Wrightson is noted for her excellent prose style. Her diction is simple but effective; it is clear, concise, and exact. She uses many striking images: the wind "drew the fire up the chimney like a corkscrew;" the silence of the mountaintop is "a great quiet, like a roomful of giants thinking;" "the sky was sugared with stars;" "dripping water rang its silver gongs." The rhythm of her language is appropriate to what is being described, and there is variety in her sentence length. Simple declarative sentences are mixed in and balanced with compound and complex sentences. Modes of speech are suitable to the characters talking. The nature spirits speak in a formal, rather archaic mode; they use numerous images, rhetorical questions, and inverted sentences. The Potkoorok says, "Does stone grow? When the wind rubs over it and the rain beats it and the frost squeezes it, does a stone grow bigger? The small Nargun will grow smaller. Watch your toes, Frog Boy or one day they may be bitten." Edie and Charlie both speak colloquially and in clipped sentences: "Just a bit of a storm, it won't last;" "Should be near here;" and "Potkoorok scare you?"

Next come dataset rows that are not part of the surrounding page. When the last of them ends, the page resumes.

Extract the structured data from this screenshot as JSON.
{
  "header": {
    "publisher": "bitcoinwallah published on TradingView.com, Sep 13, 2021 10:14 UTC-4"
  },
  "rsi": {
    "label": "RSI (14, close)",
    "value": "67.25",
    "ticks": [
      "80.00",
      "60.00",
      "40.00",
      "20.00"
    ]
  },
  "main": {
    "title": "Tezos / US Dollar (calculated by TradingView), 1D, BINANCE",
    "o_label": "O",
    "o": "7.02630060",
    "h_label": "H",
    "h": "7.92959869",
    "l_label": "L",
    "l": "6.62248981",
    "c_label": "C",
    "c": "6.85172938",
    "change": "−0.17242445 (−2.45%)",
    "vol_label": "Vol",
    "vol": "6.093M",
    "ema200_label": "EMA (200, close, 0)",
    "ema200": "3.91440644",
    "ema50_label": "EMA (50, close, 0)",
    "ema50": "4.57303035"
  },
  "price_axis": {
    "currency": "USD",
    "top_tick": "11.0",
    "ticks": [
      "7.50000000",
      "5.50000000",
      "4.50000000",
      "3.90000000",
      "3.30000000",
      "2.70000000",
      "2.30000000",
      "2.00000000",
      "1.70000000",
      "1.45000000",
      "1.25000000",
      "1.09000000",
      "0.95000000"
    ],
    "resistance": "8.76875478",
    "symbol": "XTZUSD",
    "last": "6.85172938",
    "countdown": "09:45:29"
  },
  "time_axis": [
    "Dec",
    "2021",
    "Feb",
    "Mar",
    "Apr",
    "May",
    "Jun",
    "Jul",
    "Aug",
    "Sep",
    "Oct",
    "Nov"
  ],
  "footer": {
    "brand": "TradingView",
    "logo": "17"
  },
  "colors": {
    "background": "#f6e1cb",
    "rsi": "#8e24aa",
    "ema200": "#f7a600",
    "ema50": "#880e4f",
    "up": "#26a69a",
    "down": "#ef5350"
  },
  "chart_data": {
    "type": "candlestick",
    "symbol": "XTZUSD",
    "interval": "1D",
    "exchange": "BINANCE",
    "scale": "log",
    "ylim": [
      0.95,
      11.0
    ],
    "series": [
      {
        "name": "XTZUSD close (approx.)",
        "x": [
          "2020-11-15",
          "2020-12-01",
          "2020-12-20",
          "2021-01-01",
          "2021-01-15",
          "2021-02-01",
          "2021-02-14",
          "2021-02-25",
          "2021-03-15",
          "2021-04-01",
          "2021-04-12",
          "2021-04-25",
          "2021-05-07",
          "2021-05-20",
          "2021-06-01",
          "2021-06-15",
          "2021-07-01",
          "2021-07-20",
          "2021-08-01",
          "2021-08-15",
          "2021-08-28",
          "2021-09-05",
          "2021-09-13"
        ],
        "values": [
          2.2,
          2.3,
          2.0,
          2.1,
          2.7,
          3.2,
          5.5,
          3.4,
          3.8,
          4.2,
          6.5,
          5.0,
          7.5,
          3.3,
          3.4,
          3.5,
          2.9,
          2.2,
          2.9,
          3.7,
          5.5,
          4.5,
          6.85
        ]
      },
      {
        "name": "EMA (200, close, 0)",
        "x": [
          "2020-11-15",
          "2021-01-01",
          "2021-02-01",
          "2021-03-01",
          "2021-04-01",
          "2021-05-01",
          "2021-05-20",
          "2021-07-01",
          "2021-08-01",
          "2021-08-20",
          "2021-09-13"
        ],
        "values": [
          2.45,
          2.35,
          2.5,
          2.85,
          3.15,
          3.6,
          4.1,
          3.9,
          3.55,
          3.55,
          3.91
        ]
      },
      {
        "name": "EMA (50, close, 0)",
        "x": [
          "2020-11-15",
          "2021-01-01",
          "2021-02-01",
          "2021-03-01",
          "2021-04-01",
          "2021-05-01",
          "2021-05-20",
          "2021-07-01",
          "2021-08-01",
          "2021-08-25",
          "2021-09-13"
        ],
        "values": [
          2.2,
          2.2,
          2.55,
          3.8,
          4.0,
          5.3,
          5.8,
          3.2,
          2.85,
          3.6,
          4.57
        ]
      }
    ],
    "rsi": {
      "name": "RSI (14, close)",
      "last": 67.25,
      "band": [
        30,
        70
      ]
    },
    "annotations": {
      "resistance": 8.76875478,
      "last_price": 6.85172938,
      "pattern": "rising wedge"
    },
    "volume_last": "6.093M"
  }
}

Wrightson uses a variety of incident to create tension and suspense in the plot. For instance, the night that Simon goes out after the storm, he experiences tremendous elation when he sees the Turongs and Potkoorok hiding the road grader. He wants to dance and yell with joy and excitement. But on his way back to the house he encounters the Nargun. He experiences soul-wrenching terror as he waits in the darkness to learn what it is, and then flees in panic. Similarly, Wrightson uses the benign and entertaining mischief of the Potkoorok to counterpoint the serious business of dealing with the Nargun.